Another fact: Chelsea didn't exhibit enough of the slick link-up play between Oscar, Juan Mata and Eden Hazard. More typical was what we saw in the 30th minute, when Mata received the ball from Oscar. Finding himself with time and space, Mata could have shot; instead, he tried to slip a pass to Ashley Cole -- who, mind you, had a good day on defense -- and the pass went out for a goal kick. City were no less complicit in the poor passing department. Typical for them was what happened in the 55th minute: David Silva slipped Yaya Toure the ball. His ensuing pass went behind Sergio Aguero, who had already started to make his run inside the box.

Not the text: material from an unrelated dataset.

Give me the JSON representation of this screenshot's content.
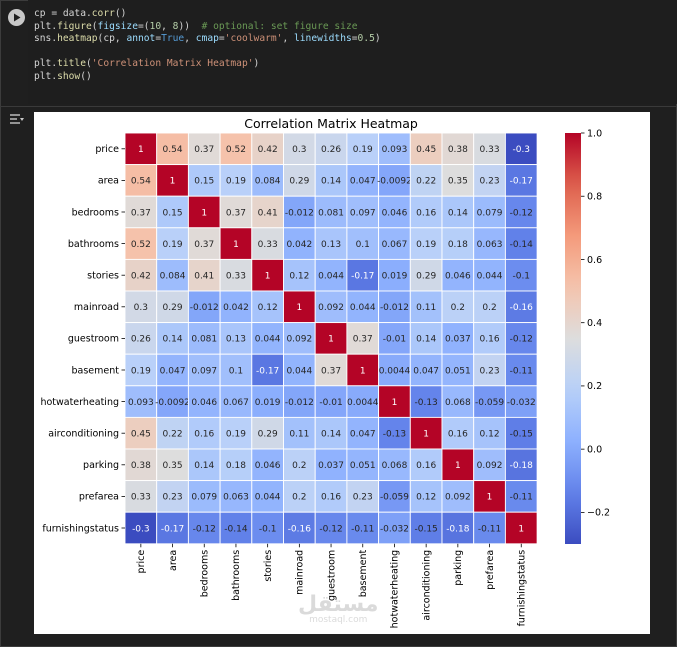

Too often, players were not on the same page as the dour, driving rain matching a negative, sometimes nasty mood at the Bridge. Torres did get a shot off, though. In the 61st minute, Hazard back-heeled the ball to El Nino, who took a vigorous lash at the ball. It sailed well above the crossbar, but it was enough for Benitez to give the thumbs up and applaud his striker. Whether Torres saw the positive reinforcement -- his head was well buried in his hands at that point -- is another matter.
Under Benitez at Liverpool, Torres scored 56 goals in 79 games -- numbers that surely dance in the mind of Abramovich, who was on hand to watch the uninspired game. So, too, was Didier Drogba, the Stamford Bridge "legend," as the banner read. He was moved out to make room for Torres, but how many Chelsea fans would go back in time and swap that deal, sending the Spaniard to China instead?
Were there any positive takeaways for Chelsea? A clean sheet, for one, an accomplishment Petr Cech had not achieved in the past 10 games in all competitions. Then again, Manchester City didn't exactly mount much of a challenge, either -- nine shots, with five on goal, and 11 corners.
You remember the Sky Blues, right? In all the hype of Benitez coming to town, Roberto Mancini must be enjoying a few days in which he's not being hammered by the press for tinkering with his formation or getting bounced out of Europe. But he surely must be wondering why he didn't get better performances out of Toure & Co. He might also consider going back to starting Edin "Don't call me a super sub" Dzeko on the bench, because he went missing for long periods in this game.
So City remain in second place, Chelsea fourth. Each side had a chance to overtake the team above them, but uninspired performances conspired to prevent that from happening. There's simply too much quality on the pitch for this to continue. It was just one of those days. As for Chelsea, it can only hope that Blues supporters got all the anger out of their system as the Premier League season heats up. There's nothing worse than dysfunctional melodrama during the holidays.